Large language models (LLMs) are increasingly used as human simulators, both for evaluating conversational systems and for generating fine-tuning data. However, naive "act-as-a-user" prompting often yields verbose, unrealistic utterances, underscoring the need for principled evaluation of so-called user proxy agents. We present MIRRORBENCH, a reproducible, extensible benchmarking framework that evaluates user proxies solely on their ability to produce human-like user utterances across diverse conversational tasks, explicitly decoupled from downstream task success. MIRRORBENCH features a modular execution engine with typed interfaces, metadata-driven registries, multi-backend support, caching, and robust observability. The system supports pluggable user proxies, datasets, tasks, and metrics, enabling researchers to evaluate arbitrary simulators under a uniform, variance-aware harness. We include three lexical-diversity metrics (MATTR, YULE'S K, and HD-D) and three LLM-judge-based metrics (GTEval, Pairwise Indistinguishability, and Rubric-and-Reason). Across four open datasets, MIRRORBENCH yields variance-aware results and reveals systematic gaps between user proxies and real human users. The framework is open source and includes a simple command-line interface for running experiments, managing configurations and caching, and generating reports. The framework can be accessed at https://github.com/SAP/mirrorbench.
Paper Structure (51 sections, 23 equations, 17 figures, 4 tables)

This paper contains 51 sections, 23 equations, 17 figures, 4 tables.

Figures (17)

  • Figure 1: MirrorBench Architecture: Six-layer stack from low-level execution backends & persistence up through the core engine, plugin components, CLI & reporting, and task drivers.
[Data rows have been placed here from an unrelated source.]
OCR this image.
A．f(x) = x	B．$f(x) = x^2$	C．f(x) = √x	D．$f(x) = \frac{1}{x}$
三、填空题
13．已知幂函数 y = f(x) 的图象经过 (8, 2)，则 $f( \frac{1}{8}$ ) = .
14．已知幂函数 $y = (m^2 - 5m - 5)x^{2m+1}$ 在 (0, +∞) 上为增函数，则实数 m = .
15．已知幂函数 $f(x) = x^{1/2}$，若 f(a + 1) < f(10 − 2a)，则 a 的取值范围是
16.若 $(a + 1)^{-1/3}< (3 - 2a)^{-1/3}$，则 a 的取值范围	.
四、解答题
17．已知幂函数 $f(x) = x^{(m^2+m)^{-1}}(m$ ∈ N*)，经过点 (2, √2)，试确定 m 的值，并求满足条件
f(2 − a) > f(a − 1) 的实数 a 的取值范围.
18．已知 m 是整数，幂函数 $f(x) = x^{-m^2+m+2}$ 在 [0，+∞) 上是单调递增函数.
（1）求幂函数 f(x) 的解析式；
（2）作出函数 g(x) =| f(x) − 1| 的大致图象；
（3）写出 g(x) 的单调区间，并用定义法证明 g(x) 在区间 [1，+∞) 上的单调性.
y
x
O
Top layers are user-facing; bottom layers are low-level infrastructure abstractions.
  • Figure 2: MirrorBench execution flow. The framework decomposes an evaluation job into units$\{U_1,\ldots,U_p\}$; each unit $U_i$ iterates over episodes$\{e_1,\ldots,e_n\}$ produced by the dataset adapter and executed via task drivers. Metrics are computed per episode and aggregated within each unit with confidence intervals.
  • Figure 3: Human-likeness of five user-proxy LLMs across four datasets. Higher is better for judge-based metrics (GTEval, PI, RNR). Lexical-diversity metrics are $z$-scored to human baselines (0 is best). We fix the judge to Claude-4-Sonnet and the assistant to GPT-4o.
  • Figure 4: Judge sensitivity of judge-realism metrics on ChatbotArena with assistant & user-proxy both set to GPT-4o; bars vary the judge model. Error bars are 95% CIs.
  • Figure 5: Judge–human correlation on ChatbotArena: Correlation of Claude-4-Sonnet judge scores & human scores for GTEval and PI, evaluated on Gemini-2.5-Pro user-proxy outputs (N=100 per metric). Solid line: linear fit; dashed: identity. Point size encodes local sample density. All correlations p $<$ 0.001.